La sua elezione non ha però sancito la fine della transizione. Il motivo sono le incessanti richieste della base di attuare una “pulizia generale” all’interno del partito. In molte riunioni leghiste, i simpatizzanti del Carroccio in quel periodo più volte si sono presentati esibendo in mano le ramazze. Quasi a simboleggiare per l’appunto la priorità da dare all’espulsione di chi è stato raggiunto dagli scandali giudiziari.

Maroni non è stato percepito probabilmente quale leader in grado di attuare realmente un nuovo corso. E poco dopo la sua designazione a segretario, ha annunciato l’intenzione di correre come presidente della Regione Lombardia.

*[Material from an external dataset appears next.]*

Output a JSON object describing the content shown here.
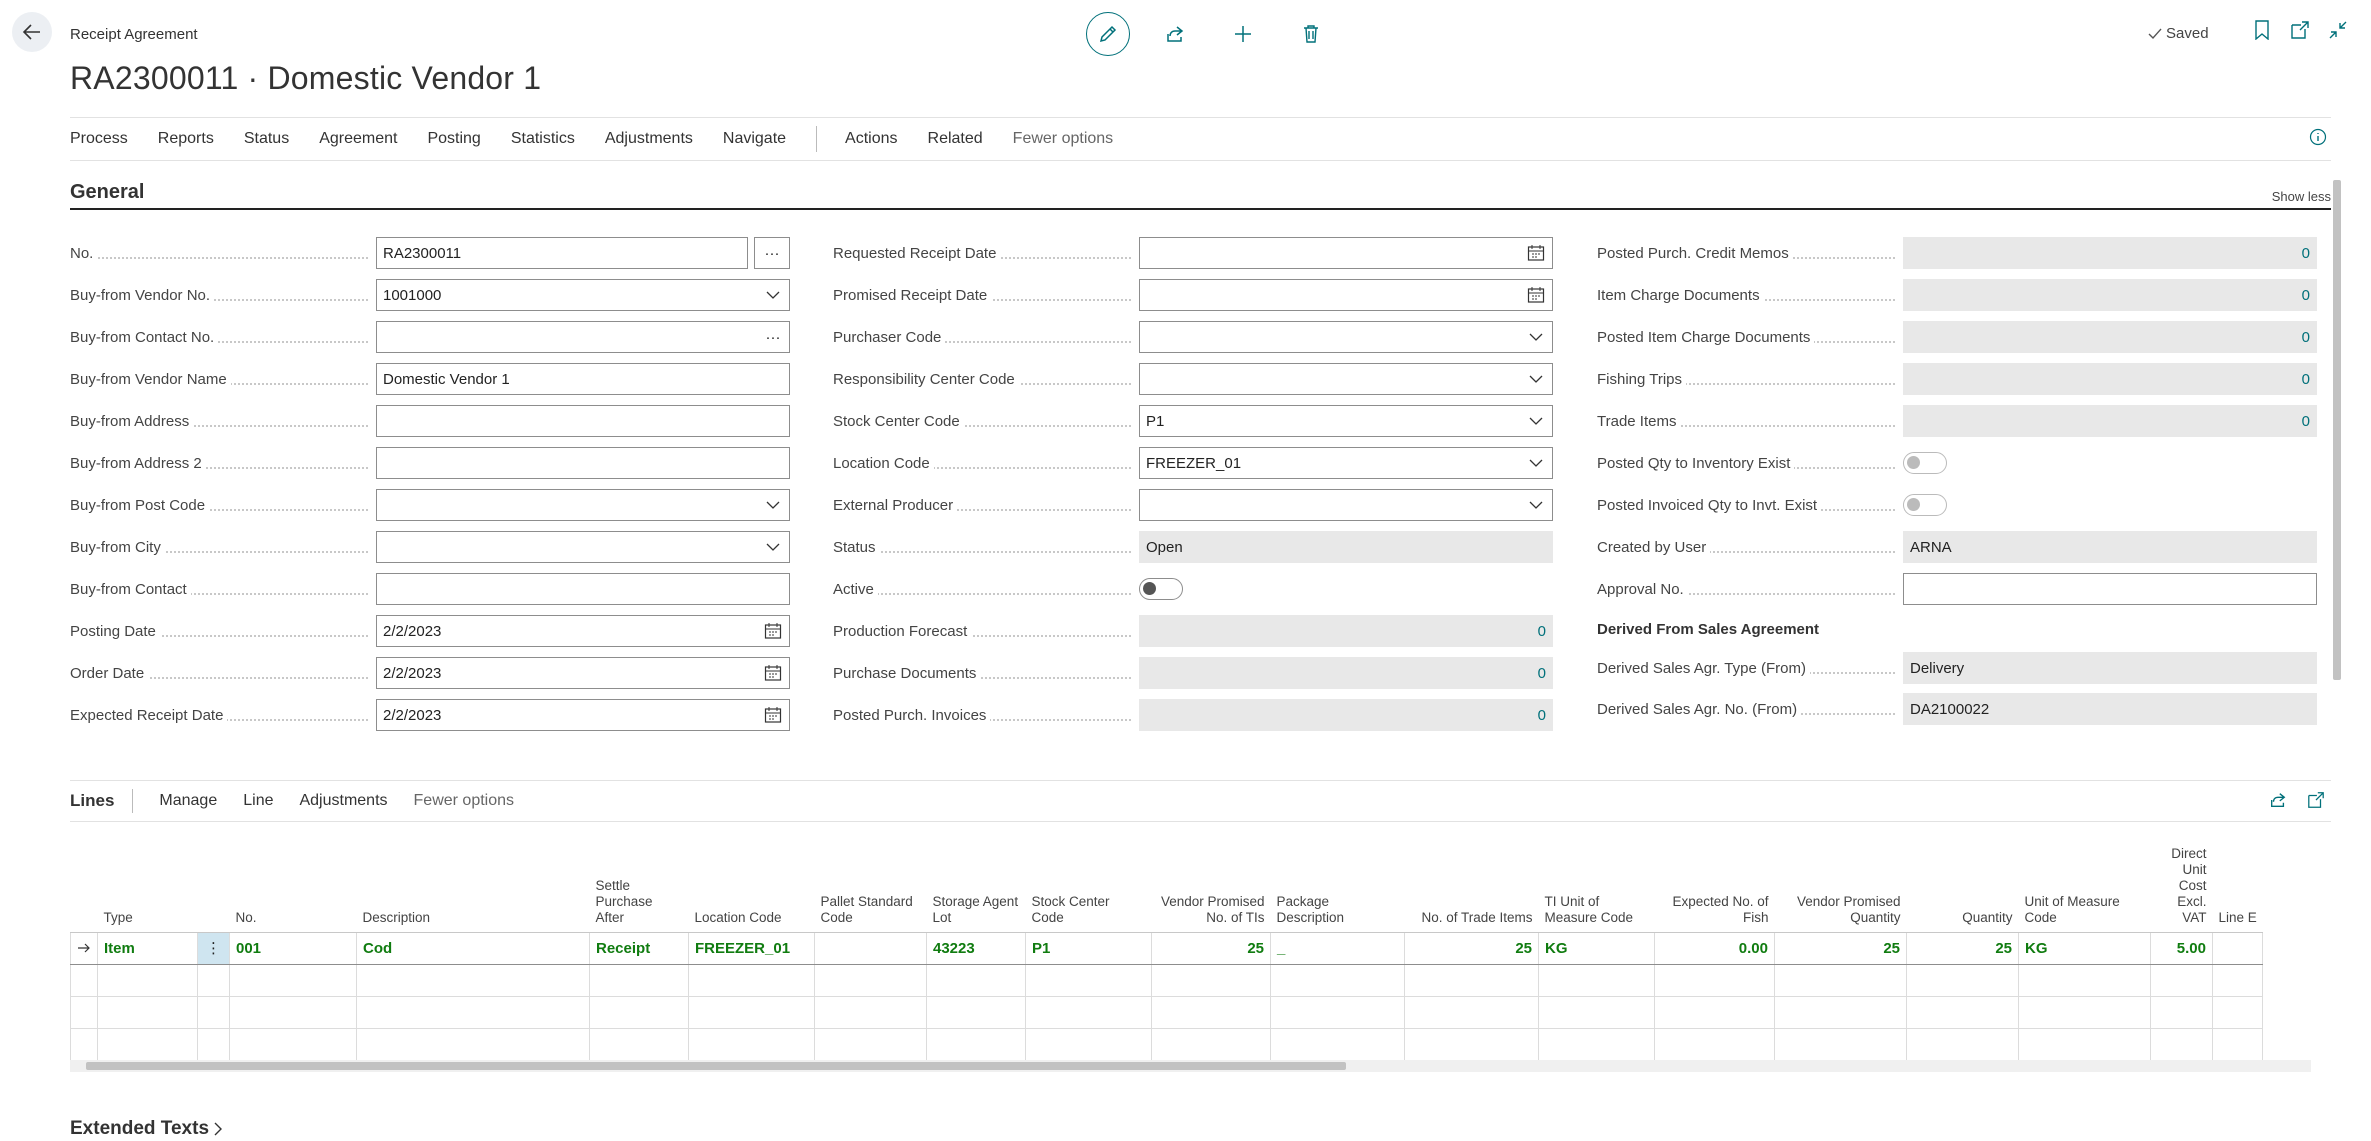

In tal modo, ha fatto intuire la provvisorietà della sua carica e la continuazione di una lunga transizione.

La Lega ha pagato questa fase con una caduta fino al 4% dei consensi nelle politiche del 2013, uno dei risultati meno performanti del Carroccio. Solo dopo l’elezione di Matteo Salvini alla segretaria, avvenuta nel dicembre di quell’anno, il partito ha trovato una nuova stabilità.

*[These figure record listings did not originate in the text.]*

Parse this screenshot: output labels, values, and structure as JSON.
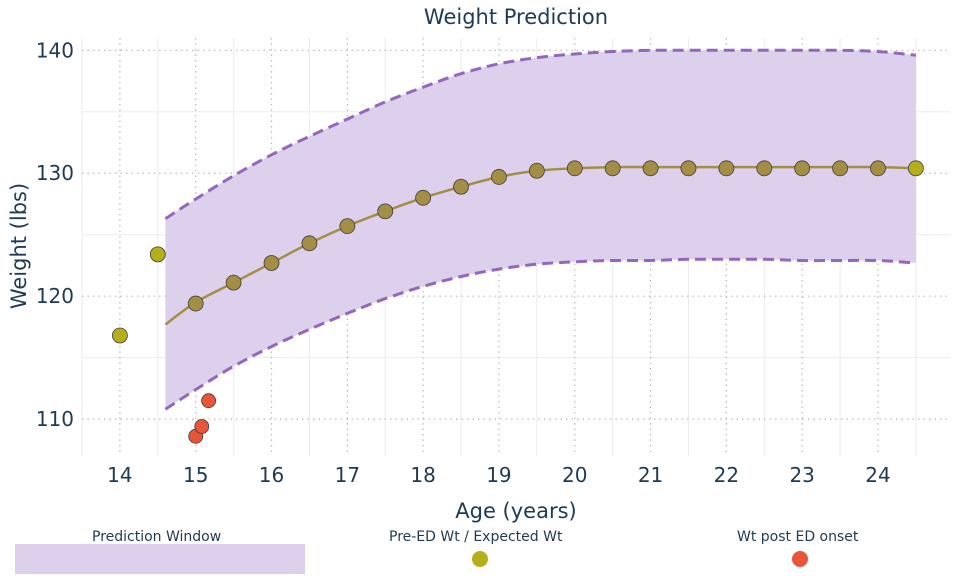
{
  "chart_data": {
    "type": "line",
    "title": "Weight Prediction",
    "xlabel": "Age (years)",
    "ylabel": "Weight (lbs)",
    "xlim": [
      13.5,
      24.95
    ],
    "ylim": [
      107,
      141
    ],
    "x_ticks": [
      14,
      15,
      16,
      17,
      18,
      19,
      20,
      21,
      22,
      23,
      24
    ],
    "y_ticks": [
      110,
      120,
      130,
      140
    ],
    "grid": true,
    "colors": {
      "band_fill": "#ddd0ec",
      "band_edge": "#9467bd",
      "expected": "#a48d45",
      "pre_ed": "#b5ad1a",
      "post_ed": "#e8553a",
      "text": "#1f3a52"
    },
    "prediction_window": {
      "x": [
        14.6,
        15.0,
        15.5,
        16.0,
        16.5,
        17.0,
        17.5,
        18.0,
        18.5,
        19.0,
        19.5,
        20.0,
        20.5,
        21.0,
        21.5,
        22.0,
        22.5,
        23.0,
        23.5,
        24.0,
        24.5
      ],
      "upper": [
        126.3,
        127.9,
        129.8,
        131.5,
        133.0,
        134.4,
        135.8,
        137.0,
        138.1,
        138.9,
        139.4,
        139.7,
        139.9,
        140.0,
        140.0,
        140.0,
        140.0,
        140.0,
        140.0,
        139.9,
        139.6
      ],
      "lower": [
        110.8,
        112.4,
        114.3,
        115.9,
        117.3,
        118.6,
        119.8,
        120.8,
        121.6,
        122.2,
        122.6,
        122.8,
        122.9,
        122.9,
        123.0,
        123.0,
        123.0,
        122.9,
        122.9,
        122.9,
        122.7
      ]
    },
    "expected_line": {
      "x": [
        14.6,
        15.0,
        15.5,
        16.0,
        16.5,
        17.0,
        17.5,
        18.0,
        18.5,
        19.0,
        19.5,
        20.0,
        20.5,
        21.0,
        21.5,
        22.0,
        22.5,
        23.0,
        23.5,
        24.0,
        24.5
      ],
      "y": [
        117.7,
        119.5,
        121.1,
        122.7,
        124.3,
        125.7,
        126.9,
        128.0,
        128.9,
        129.7,
        130.2,
        130.4,
        130.5,
        130.5,
        130.5,
        130.5,
        130.5,
        130.5,
        130.5,
        130.5,
        130.4
      ]
    },
    "series": [
      {
        "name": "Pre-ED Wt / Expected Wt",
        "points": [
          {
            "x": 14.0,
            "y": 116.8,
            "kind": "pre"
          },
          {
            "x": 14.5,
            "y": 123.4,
            "kind": "pre"
          },
          {
            "x": 15.0,
            "y": 119.4,
            "kind": "exp"
          },
          {
            "x": 15.5,
            "y": 121.1,
            "kind": "exp"
          },
          {
            "x": 16.0,
            "y": 122.7,
            "kind": "exp"
          },
          {
            "x": 16.5,
            "y": 124.3,
            "kind": "exp"
          },
          {
            "x": 17.0,
            "y": 125.7,
            "kind": "exp"
          },
          {
            "x": 17.5,
            "y": 126.9,
            "kind": "exp"
          },
          {
            "x": 18.0,
            "y": 128.0,
            "kind": "exp"
          },
          {
            "x": 18.5,
            "y": 128.9,
            "kind": "exp"
          },
          {
            "x": 19.0,
            "y": 129.7,
            "kind": "exp"
          },
          {
            "x": 19.5,
            "y": 130.2,
            "kind": "exp"
          },
          {
            "x": 20.0,
            "y": 130.4,
            "kind": "exp"
          },
          {
            "x": 20.5,
            "y": 130.4,
            "kind": "exp"
          },
          {
            "x": 21.0,
            "y": 130.4,
            "kind": "exp"
          },
          {
            "x": 21.5,
            "y": 130.4,
            "kind": "exp"
          },
          {
            "x": 22.0,
            "y": 130.4,
            "kind": "exp"
          },
          {
            "x": 22.5,
            "y": 130.4,
            "kind": "exp"
          },
          {
            "x": 23.0,
            "y": 130.4,
            "kind": "exp"
          },
          {
            "x": 23.5,
            "y": 130.4,
            "kind": "exp"
          },
          {
            "x": 24.0,
            "y": 130.4,
            "kind": "exp"
          },
          {
            "x": 24.5,
            "y": 130.4,
            "kind": "pre"
          }
        ]
      },
      {
        "name": "Wt post ED onset",
        "points": [
          {
            "x": 15.0,
            "y": 108.6
          },
          {
            "x": 15.08,
            "y": 109.4
          },
          {
            "x": 15.17,
            "y": 111.5
          }
        ]
      }
    ],
    "legend": {
      "placement": "bottom",
      "items": [
        {
          "label": "Prediction Window",
          "swatch": "band"
        },
        {
          "label": "Pre-ED Wt / Expected Wt",
          "swatch": "pre"
        },
        {
          "label": "Wt post ED onset",
          "swatch": "post"
        }
      ]
    }
  }
}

Una transizione lunga e difficile l’ha vissuta recentemente il Movimento Cinque Stelle. Anche se il caso dei pentastellati è diverso. Il fondatore Beppe Grillo infatti, non ha mai assunto alcun incarico formale. Ma è più un leader de facto della formazione. La figura del “capo politico” è nata dopo l’ingresso del M5S in parlamento. Le tensioni attorno a questo ruolo hanno destabilizzato e non poco l’intero Movimento.

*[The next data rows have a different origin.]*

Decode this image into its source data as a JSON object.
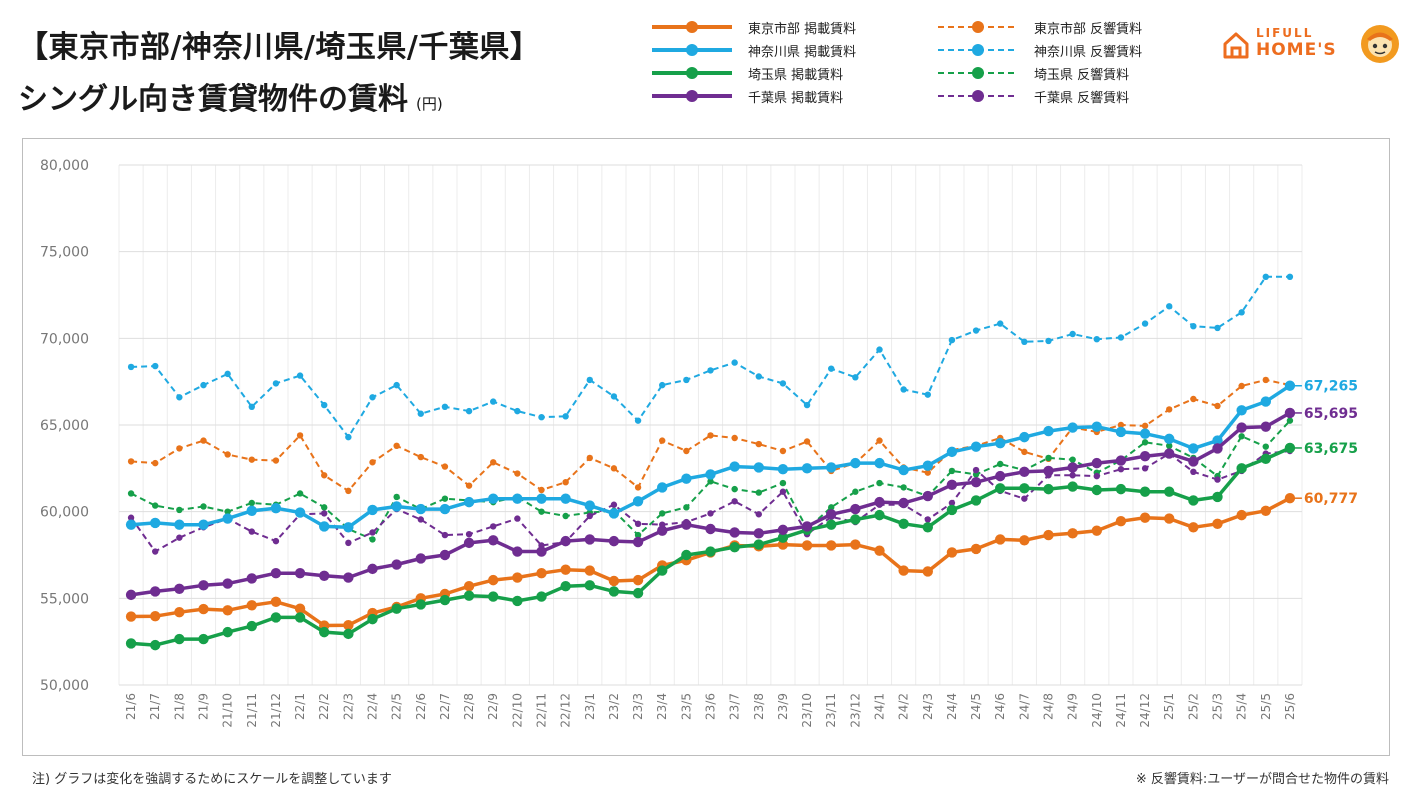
{
  "title_line1": "【東京市部/神奈川県/埼玉県/千葉県】",
  "title_line2": "シングル向き賃貸物件の賃料",
  "title_unit": "(円)",
  "logo": {
    "text_top": "LIFULL",
    "text_bottom": "HOME'S"
  },
  "footnote_left": "注) グラフは変化を強調するためにスケールを調整しています",
  "footnote_right": "※ 反響賃料:ユーザーが問合せた物件の賃料",
  "chart_data": {
    "type": "line",
    "ylim": [
      50000,
      80000
    ],
    "y_ticks": [
      "50,000",
      "55,000",
      "60,000",
      "65,000",
      "70,000",
      "75,000",
      "80,000"
    ],
    "grid": true,
    "legend_position": "top",
    "categories": [
      "21/6",
      "21/7",
      "21/8",
      "21/9",
      "21/10",
      "21/11",
      "21/12",
      "22/1",
      "22/2",
      "22/3",
      "22/4",
      "22/5",
      "22/6",
      "22/7",
      "22/8",
      "22/9",
      "22/10",
      "22/11",
      "22/12",
      "23/1",
      "23/2",
      "23/3",
      "23/4",
      "23/5",
      "23/6",
      "23/7",
      "23/8",
      "23/9",
      "23/10",
      "23/11",
      "23/12",
      "24/1",
      "24/2",
      "24/3",
      "24/4",
      "24/5",
      "24/6",
      "24/7",
      "24/8",
      "24/9",
      "24/10",
      "24/11",
      "24/12",
      "25/1",
      "25/2",
      "25/3",
      "25/4",
      "25/5",
      "25/6"
    ],
    "series": [
      {
        "name": "東京市部 掲載賃料",
        "color": "#E8731A",
        "style": "solid",
        "end_label": "60,777",
        "values": [
          53950,
          53970,
          54200,
          54380,
          54310,
          54600,
          54800,
          54400,
          53430,
          53450,
          54150,
          54500,
          55000,
          55250,
          55700,
          56050,
          56200,
          56450,
          56650,
          56600,
          56000,
          56050,
          56900,
          57200,
          57650,
          58050,
          58000,
          58100,
          58050,
          58050,
          58100,
          57750,
          56600,
          56550,
          57650,
          57850,
          58400,
          58350,
          58650,
          58750,
          58900,
          59450,
          59650,
          59600,
          59100,
          59300,
          59800,
          60050,
          60777
        ]
      },
      {
        "name": "神奈川県 掲載賃料",
        "color": "#1FA9E1",
        "style": "solid",
        "end_label": "67,265",
        "values": [
          59250,
          59350,
          59250,
          59250,
          59600,
          60050,
          60200,
          59950,
          59150,
          59100,
          60100,
          60300,
          60150,
          60150,
          60550,
          60750,
          60750,
          60750,
          60750,
          60350,
          59900,
          60600,
          61400,
          61900,
          62150,
          62600,
          62550,
          62450,
          62500,
          62550,
          62800,
          62800,
          62400,
          62650,
          63450,
          63750,
          63950,
          64300,
          64650,
          64850,
          64900,
          64600,
          64500,
          64200,
          63650,
          64100,
          65850,
          66350,
          67265
        ]
      },
      {
        "name": "埼玉県 掲載賃料",
        "color": "#16A04A",
        "style": "solid",
        "end_label": "63,675",
        "values": [
          52400,
          52300,
          52650,
          52650,
          53050,
          53400,
          53900,
          53900,
          53050,
          52950,
          53800,
          54400,
          54650,
          54900,
          55150,
          55100,
          54850,
          55100,
          55700,
          55750,
          55400,
          55300,
          56600,
          57500,
          57700,
          57950,
          58100,
          58500,
          58950,
          59250,
          59550,
          59800,
          59300,
          59100,
          60100,
          60650,
          61350,
          61350,
          61300,
          61450,
          61250,
          61300,
          61150,
          61150,
          60650,
          60850,
          62500,
          63050,
          63675
        ]
      },
      {
        "name": "千葉県 掲載賃料",
        "color": "#6F2D91",
        "style": "solid",
        "end_label": "65,695",
        "values": [
          55200,
          55400,
          55550,
          55750,
          55850,
          56150,
          56450,
          56450,
          56300,
          56200,
          56700,
          56950,
          57300,
          57500,
          58200,
          58350,
          57700,
          57700,
          58300,
          58400,
          58300,
          58250,
          58900,
          59250,
          59000,
          58800,
          58750,
          58950,
          59150,
          59850,
          60150,
          60550,
          60500,
          60900,
          61550,
          61700,
          62050,
          62300,
          62350,
          62550,
          62800,
          62950,
          63200,
          63350,
          62900,
          63650,
          64850,
          64900,
          65695
        ]
      },
      {
        "name": "東京市部 反響賃料",
        "color": "#E8731A",
        "style": "dashed",
        "values": [
          62900,
          62800,
          63650,
          64100,
          63300,
          63000,
          62950,
          64400,
          62100,
          61200,
          62850,
          63800,
          63150,
          62600,
          61500,
          62850,
          62200,
          61250,
          61700,
          63100,
          62500,
          61400,
          64100,
          63500,
          64400,
          64250,
          63900,
          63500,
          64050,
          62350,
          62800,
          64100,
          62550,
          62250,
          63550,
          63800,
          64250,
          63450,
          63050,
          64850,
          64600,
          65000,
          64950,
          65900,
          66500,
          66100,
          67250,
          67600,
          67300
        ]
      },
      {
        "name": "神奈川県 反響賃料",
        "color": "#1FA9E1",
        "style": "dashed",
        "values": [
          68350,
          68400,
          66600,
          67300,
          67950,
          66050,
          67400,
          67850,
          66150,
          64300,
          66600,
          67300,
          65650,
          66050,
          65800,
          66350,
          65800,
          65450,
          65500,
          67600,
          66650,
          65250,
          67300,
          67600,
          68150,
          68600,
          67800,
          67400,
          66150,
          68250,
          67750,
          69350,
          67050,
          66750,
          69900,
          70450,
          70850,
          69800,
          69850,
          70250,
          69950,
          70050,
          70850,
          71850,
          70700,
          70600,
          71500,
          73550,
          73550
        ]
      },
      {
        "name": "埼玉県 反響賃料",
        "color": "#16A04A",
        "style": "dashed",
        "values": [
          61050,
          60350,
          60100,
          60300,
          60000,
          60500,
          60400,
          61050,
          60250,
          59000,
          58400,
          60850,
          60150,
          60750,
          60650,
          60550,
          60850,
          60000,
          59750,
          59950,
          60050,
          58650,
          59900,
          60250,
          61750,
          61300,
          61100,
          61650,
          59000,
          60250,
          61150,
          61650,
          61400,
          60900,
          62350,
          62150,
          62750,
          62400,
          63100,
          63000,
          62250,
          62950,
          64000,
          63800,
          63100,
          62050,
          64350,
          63750,
          65250
        ]
      },
      {
        "name": "千葉県 反響賃料",
        "color": "#6F2D91",
        "style": "dashed",
        "values": [
          59650,
          57700,
          58500,
          59100,
          59600,
          58850,
          58300,
          59850,
          59900,
          58200,
          58800,
          60150,
          59550,
          58650,
          58700,
          59150,
          59600,
          58050,
          58250,
          59750,
          60400,
          59300,
          59250,
          59400,
          59900,
          60600,
          59850,
          61150,
          58700,
          59700,
          59400,
          60400,
          60400,
          59550,
          60500,
          62400,
          61200,
          60750,
          62100,
          62100,
          62050,
          62450,
          62500,
          63350,
          62300,
          61850,
          62350,
          63350,
          63500
        ]
      }
    ]
  }
}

Tanto che dopo le dimissioni di Luigi Di Maio nel gennaio 2020, si è aperta una lunga fase transitoria durata più di un anno. Molto di più quindi dei cinque mesi attuali del Pd. Vito Crimi, chiamato a prendere ad interim l’incarico di capo politico, ha lasciato in realtà solo il 6 agosto 2021. Nel giorno cioè della designazione di Giuseppe Conte come primo presidente del M5S. In questo frangente il partito ha perso molto del suo consenso, tanto che il 15% rimediato nelle ultime politiche (a fronte del 33% del 2018) è stato considerato quasi un vero successo.

Gli scenari in vista delle primarie del Pd

La storia, passata e recente, ha quindi contribuito nel Pd ad alimentare i malumori per la scelta di fissare le primarie a fine febbraio. In molti tra i dem sono convinti che una lunga transizione non è digeribile da un partito che aspira ad essere forza di governo. Non tutti però sono dello stesso avviso. “Meglio perdere senza un leader legittimato – ha dichiarato una fonte interna al Pd a True-News – piuttosto che depotenziare da subito il nuovo segretario”. Ad ogni modo, la transizione del Pd è destinata ad avere una vita meno lunga di tante altre analoghe situazioni vissute nella storia repubblicana. A fine marzo, con le elezioni primarie, il partito avrà un nuovo leader. Una nuova guida chiamata alla testa di un partito in crisi già da prima dell’inizio della transizione.